CSU Fullerton, CSU Chico, CSU Channel Islands, and CSU Stanislaus tested the innovative technology services for direct student requests and library purchase of copyright cleared articles not in the CSU Electronic Core Collection. The estimated saving for campuses is approximately 25 percent of current library costs. The technology can be used to create e-course packs of library materials in timely and cost-effective ways.
CSU Fullerton, CSU Long Beach, CSU San Bernardino, and CSU Dominguez Hills will be piloting the “License Model” for e-course materials that reduces the cost to 35 percent of new textbook costs. Five to 10 faculty per campus will be choosing the e-format for their currently selected textbooks and will require all students to purchase the materials. If students want a custom, low-cost printing of the e-textbook, they can request the bookstore to produce the custom print for an additional, small fee.
Many CSU campuses and their bookstores also provide used books, buy back books, provide rental programs on select books, and manage a book exchange, all of which save students money. In summary, CSU campuses are putting a variety of plans into action that will save students money on their instructional content.
Leveraging 10+ Years of CSU Expertise
The CSU has been an innovation leader in developing and delivering digital scholarly and instructional content for the past decade. Some examples of programs, projects, and services that can be leveraged by the Affordable Learning Solutions Campaign are:
The CSU’s MERLOT project(Multimedia Educational Resources for Learning and Online Teaching at is a CSU-led worldwide digital library of over 21,000 free online instructional multimedia materials (e.g. simulations, tutorials, collections, animations). MERLOT is also a gateway to over a 100,000 free online course materials from digital libraries across the world (e.g., National Science Digital Library, Rice University’s Connexions project).
The CSU Digital Marketplace project is in a pilot phase of providing technology services to support compliance with the federal Higher Education Opportunities Act, section 508 accessibility requirements, and California Education Code Section 66406.7 (College Textbook Transparency Act).
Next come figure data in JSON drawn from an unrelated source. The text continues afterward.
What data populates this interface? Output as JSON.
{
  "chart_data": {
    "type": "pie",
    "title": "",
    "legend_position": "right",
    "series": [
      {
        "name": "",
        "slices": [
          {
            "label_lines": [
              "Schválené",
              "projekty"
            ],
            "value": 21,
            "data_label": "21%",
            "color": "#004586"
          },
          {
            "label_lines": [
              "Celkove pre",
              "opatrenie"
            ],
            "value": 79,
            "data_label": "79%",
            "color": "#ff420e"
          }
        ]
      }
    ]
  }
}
The Digital Marketplace was recognized in the 2007 US Congressional Report, Turn the Page, and the 2008 California Bureau of State Auditor Report on Textbook Affordability as the strategic solution to many textbook affordability challenges.
The CSU’s Digital Library Services provides a baseline for every CSU student on every CSU campus with a systemwide Electronic Core Collection of e-journals and e-books, along with powerful and easy to use discovery and content management tools.
The CSU Affordable Learning Solutions Campaign will help provide CSU faculty, staff, and students the information, training, and support to choose more affordable academic content that significantly reduces the cost of education for students and enables a quality learning experience. It will be easier for faculty and students to make choices for no/low cost content and for faculty and students to be successful in their teaching and learning with more affordable content. Faculty and staff will be recognized for lowering the cost of education for students. Affordable Learning Solutions will leverage the CSU’s investments and integrate MERLOT, the CSU Digital Library Services, and the Digital Marketplace projects into coherent and easy-to-use collections of no/low cost resources and services. It will offer a growing set of technology tools and services that will enable campuses, faculty, staff, and students to lower the cost of content in scalable, sustainable, and cost-effective ways.